Power Line argues that for some perverse reason, some people on the Left trust Barack Obama because he “will lie” about his own beliefs. John Hinderaker wrote:
The idea that President Obama’s supporters trust him precisely because they believe that he frequently misrepresents his own beliefs is becoming more widespread. My friend Bob Cunningham was one of the first to explicate this phenomenon. “It has long been noticed that Obama’s slipperiness had been accepted by the left during the Hope-and-Change campaign when He took positions, for example and notably, NAFTA and foreign trade generally, on both sides of an issue. They were willing to cut Him slack in most cases precisely because they just assumed that, of course!!…He was lying….to someone…about the issue.”

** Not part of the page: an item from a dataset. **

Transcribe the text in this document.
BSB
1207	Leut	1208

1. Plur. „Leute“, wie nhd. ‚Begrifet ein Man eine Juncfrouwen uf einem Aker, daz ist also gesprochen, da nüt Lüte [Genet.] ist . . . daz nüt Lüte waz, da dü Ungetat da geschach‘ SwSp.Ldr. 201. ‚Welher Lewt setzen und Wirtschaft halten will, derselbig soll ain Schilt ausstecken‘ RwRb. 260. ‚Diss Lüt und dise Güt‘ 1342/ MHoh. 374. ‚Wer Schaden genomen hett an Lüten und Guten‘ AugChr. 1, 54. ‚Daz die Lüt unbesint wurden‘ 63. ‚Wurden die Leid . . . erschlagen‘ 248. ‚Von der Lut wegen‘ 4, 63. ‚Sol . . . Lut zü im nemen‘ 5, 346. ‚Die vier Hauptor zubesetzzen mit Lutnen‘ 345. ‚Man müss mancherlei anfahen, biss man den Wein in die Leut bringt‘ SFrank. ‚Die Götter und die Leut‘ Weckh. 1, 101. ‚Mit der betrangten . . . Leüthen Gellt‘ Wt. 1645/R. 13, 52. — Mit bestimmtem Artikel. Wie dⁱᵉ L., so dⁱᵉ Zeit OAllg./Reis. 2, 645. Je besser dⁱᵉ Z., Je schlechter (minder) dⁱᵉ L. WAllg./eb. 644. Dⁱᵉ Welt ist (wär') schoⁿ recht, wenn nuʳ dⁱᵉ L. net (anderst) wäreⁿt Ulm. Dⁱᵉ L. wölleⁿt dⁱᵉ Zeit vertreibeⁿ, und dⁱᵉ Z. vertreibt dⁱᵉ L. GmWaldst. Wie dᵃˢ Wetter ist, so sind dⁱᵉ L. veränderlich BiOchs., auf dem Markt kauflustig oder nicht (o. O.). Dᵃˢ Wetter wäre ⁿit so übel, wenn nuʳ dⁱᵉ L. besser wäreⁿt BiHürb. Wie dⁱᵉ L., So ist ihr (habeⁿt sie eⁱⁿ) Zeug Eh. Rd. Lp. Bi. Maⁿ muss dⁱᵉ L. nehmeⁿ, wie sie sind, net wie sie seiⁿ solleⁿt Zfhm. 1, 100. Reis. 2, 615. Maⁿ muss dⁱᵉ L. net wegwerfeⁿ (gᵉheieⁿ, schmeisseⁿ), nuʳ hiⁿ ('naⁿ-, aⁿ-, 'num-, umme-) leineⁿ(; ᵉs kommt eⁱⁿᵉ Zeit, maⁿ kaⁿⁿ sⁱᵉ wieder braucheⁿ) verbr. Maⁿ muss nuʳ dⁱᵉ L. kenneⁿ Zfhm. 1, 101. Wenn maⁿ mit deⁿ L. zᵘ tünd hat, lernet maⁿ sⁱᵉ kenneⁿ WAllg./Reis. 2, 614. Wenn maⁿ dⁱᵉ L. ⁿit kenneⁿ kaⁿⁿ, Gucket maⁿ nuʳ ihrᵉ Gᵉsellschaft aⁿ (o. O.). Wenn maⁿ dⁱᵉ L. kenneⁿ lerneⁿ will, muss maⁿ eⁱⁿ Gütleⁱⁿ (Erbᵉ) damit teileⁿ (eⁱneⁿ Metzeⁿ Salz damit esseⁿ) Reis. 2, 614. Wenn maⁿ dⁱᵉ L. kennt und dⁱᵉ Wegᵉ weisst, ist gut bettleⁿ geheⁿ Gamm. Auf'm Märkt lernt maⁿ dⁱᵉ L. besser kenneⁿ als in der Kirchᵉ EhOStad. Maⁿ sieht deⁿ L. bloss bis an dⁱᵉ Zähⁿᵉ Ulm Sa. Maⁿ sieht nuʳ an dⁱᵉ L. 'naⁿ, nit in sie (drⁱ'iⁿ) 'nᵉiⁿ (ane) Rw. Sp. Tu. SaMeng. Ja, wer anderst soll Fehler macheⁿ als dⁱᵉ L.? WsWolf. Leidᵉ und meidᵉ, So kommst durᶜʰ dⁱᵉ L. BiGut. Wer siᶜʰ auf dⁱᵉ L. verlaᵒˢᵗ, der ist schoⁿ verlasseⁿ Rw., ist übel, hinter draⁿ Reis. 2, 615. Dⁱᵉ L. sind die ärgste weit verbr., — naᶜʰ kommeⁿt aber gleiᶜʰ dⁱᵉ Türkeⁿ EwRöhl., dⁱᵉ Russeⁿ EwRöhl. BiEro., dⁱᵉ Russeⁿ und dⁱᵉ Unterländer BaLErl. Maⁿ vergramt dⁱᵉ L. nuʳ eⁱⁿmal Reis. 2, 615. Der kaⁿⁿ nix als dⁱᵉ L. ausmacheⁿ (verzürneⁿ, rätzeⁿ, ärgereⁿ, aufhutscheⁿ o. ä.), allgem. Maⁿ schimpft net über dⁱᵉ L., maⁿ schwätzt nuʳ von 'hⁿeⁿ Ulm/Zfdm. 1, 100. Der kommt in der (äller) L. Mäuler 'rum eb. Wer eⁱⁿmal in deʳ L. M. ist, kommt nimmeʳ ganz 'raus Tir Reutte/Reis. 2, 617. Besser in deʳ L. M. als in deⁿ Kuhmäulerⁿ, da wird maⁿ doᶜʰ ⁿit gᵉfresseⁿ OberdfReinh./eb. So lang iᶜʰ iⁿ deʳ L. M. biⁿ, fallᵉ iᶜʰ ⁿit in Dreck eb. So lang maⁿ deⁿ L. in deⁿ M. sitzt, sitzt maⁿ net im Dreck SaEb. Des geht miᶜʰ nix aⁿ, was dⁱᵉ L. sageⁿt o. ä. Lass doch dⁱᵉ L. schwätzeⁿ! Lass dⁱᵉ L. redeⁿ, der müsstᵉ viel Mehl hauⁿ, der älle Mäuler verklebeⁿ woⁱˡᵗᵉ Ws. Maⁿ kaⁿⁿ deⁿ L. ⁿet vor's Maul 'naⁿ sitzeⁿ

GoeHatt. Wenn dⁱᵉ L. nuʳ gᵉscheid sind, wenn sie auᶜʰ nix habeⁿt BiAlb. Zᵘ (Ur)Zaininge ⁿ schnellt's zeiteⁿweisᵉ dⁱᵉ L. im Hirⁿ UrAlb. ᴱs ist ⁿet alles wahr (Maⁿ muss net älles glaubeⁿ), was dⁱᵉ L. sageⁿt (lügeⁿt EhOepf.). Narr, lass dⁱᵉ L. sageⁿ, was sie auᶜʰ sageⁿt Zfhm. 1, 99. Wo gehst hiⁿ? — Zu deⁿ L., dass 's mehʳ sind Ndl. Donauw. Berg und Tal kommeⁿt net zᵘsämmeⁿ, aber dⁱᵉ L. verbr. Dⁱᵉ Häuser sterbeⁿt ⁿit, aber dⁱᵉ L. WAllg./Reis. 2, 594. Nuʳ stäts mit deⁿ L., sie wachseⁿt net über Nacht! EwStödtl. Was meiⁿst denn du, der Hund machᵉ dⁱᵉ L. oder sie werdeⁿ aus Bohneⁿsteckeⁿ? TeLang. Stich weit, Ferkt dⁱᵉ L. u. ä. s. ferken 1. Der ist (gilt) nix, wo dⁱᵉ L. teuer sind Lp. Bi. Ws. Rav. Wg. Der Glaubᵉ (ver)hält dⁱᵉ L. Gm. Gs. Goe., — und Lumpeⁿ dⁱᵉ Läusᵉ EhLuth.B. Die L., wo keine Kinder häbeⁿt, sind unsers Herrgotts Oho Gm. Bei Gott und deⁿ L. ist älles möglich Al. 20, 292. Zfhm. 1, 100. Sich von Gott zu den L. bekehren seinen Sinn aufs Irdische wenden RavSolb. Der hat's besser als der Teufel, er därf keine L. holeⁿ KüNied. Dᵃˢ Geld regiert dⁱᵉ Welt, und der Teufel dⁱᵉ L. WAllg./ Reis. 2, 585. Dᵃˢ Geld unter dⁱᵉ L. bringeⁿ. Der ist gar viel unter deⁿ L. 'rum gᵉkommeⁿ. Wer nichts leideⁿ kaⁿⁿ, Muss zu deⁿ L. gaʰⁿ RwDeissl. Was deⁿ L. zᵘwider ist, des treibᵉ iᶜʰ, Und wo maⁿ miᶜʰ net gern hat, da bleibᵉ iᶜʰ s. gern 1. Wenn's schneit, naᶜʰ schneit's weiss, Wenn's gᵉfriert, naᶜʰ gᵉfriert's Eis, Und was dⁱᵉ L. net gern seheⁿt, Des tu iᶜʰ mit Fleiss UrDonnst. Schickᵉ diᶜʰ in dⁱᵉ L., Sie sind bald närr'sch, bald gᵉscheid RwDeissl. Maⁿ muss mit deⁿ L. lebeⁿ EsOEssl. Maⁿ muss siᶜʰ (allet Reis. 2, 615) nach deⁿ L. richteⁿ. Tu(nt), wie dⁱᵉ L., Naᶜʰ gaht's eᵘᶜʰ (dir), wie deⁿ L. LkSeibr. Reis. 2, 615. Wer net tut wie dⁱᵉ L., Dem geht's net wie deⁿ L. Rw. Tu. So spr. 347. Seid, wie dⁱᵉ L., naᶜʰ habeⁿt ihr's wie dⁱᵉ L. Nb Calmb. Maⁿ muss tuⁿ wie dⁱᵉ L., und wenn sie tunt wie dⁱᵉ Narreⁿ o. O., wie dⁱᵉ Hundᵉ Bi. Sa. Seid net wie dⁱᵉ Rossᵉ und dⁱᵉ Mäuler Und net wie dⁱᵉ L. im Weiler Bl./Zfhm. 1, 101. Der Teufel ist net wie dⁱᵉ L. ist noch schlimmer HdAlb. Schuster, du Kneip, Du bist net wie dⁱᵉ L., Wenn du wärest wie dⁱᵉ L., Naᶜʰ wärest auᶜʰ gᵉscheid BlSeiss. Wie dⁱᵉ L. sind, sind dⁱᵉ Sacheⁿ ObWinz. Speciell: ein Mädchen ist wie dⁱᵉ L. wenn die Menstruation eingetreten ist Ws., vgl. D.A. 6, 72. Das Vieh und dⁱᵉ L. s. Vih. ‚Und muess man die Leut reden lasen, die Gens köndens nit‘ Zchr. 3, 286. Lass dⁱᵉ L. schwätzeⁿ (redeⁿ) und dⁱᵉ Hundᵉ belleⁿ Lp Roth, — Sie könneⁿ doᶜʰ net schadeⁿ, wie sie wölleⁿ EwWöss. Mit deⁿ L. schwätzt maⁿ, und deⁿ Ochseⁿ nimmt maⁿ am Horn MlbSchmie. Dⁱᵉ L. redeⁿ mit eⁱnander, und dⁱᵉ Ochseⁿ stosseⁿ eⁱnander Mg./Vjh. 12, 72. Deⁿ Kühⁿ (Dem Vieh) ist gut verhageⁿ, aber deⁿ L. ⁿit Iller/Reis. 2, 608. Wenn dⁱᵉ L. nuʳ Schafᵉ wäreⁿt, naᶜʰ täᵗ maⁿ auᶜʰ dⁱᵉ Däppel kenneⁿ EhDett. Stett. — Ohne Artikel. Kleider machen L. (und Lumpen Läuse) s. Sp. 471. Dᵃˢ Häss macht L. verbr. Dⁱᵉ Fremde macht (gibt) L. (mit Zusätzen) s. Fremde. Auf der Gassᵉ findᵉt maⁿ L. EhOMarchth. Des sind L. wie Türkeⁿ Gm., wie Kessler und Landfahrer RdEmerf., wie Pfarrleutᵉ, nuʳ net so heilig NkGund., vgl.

This has been particularly noticeable with the gay marriage issue….Carrie Prejean being exactly right when noting that her position is identical to that of His Oneness. But Obama gets a pass, of course, from the homosexual activists because they just assume He is lying!!!… Today Frank Rich in the New York Times comes as close as I’ve seen actually to acknowledge openly the “we trust Him because He’s lying” view: “Obama’s opposition to same-sex marriage is now giving cover to every hard-core opponent of gay rights, from the Miss USA contestant Carrie Prejean to the former Washington mayor Marion Barry, each of whom can claim with nominal justification to share the president’s views. In reality, they don’t. Obama has long been, as he says, a fierce advocate for gay equality. The Windy City Times has reported that he initially endorsed legalizing same-sex marriage when running for the Illinois State Senate in 1996.”
This kind of political relationship can occur only if discourse can be carried out at more than one level. For Power Line’s assertion to be correct, it implies that some of Obama’s supporters, instead of relying on a single channel, actually communicate over two distinct paths. The reason they can disregard the signal conveyed by what he says is if they have a separate channel which communicates what he is. An excerpt from a 1905 essay by GK Chesterton on the “West’s Malady” sent to me by a friend expresses it perfectly. In it, Chesterton argues that the best predictor of what man will do is his world view. Anything else is incidental. Society can often take both sides of a position, often alternately, sometimes simultaneously. But what counts is its fundamental character and the cunning man knows what to look for.
But there are some people, nevertheless—and I am one of them—who think that the most practical and important thing about a man is still his view of the universe. We think that for a landlady considering a lodger, it is important to know his income, but still more important to know his philosophy. We think that for a general about to fight an enemy, it is important to know the enemy’s numbers, but still more important to know the enemy’s philosophy. We think the question is not whether the theory of the cosmos affects matters, but whether in the long run, anything else affects them. In the fifteenth century men cross-examined and tormented a man because he preached some immoral attitude; in the nineteenth century we feted and flattered Oscar Wilde because he preached such an attitude, and then broke his heart in penal servitude because he carried it out. It may be a question which of the two methods was the more cruel; there can be no kind of question which was the more ludicrous. The age of the Inquisition has not at least the disgrace of having produced a society which made an idol of the very same man for preaching the very same things which it made him a convict for practising.
The reason therefore that the Left can “trust” Obama whatever he says is the belief they have been vouchsafed over a separate channel some message about his character. Whether they are deluded or not remains to be seen. Stalin believed he could trust Hitler. That proved a little short of true. And while there is no intention to compare anyone with Hitler or Stalin, the point is simply that you can be lied to over both channels. Chesterton lived before Orwell coined the term “doublethink”. But he understood that things were not always what they seemed, and strove in his own way, to discover the more lasting basis of truth. In the past I sat in on many discussions in which members of the “National Democratic Front”, that organ of the Party charged with building alliances and acquiring an armor of human shields, described how they crafted their slogans to draw in supporters. Their slogans always used words like “God” and “Democracy”. Consequently, my questions were always the same: at what point do you tell your tame clergymen that you don’t believe in God? When do you tell the other members of the national united front that they must submit to the unchallengeable leadership of the Great, Glorious and Correct Party, the Vanguard of the Proletariat. And their answers were always the same: we’ll tell them when they are ready to understand, though the smartest of them will have understood long before then.
Their national democratic allies couldn’t handle the truth; couldn’t know what was necessary for strong men to do in order to build the worker’s paradise. And so in their kindness, the hard men told them a lie, which is their kind of truth.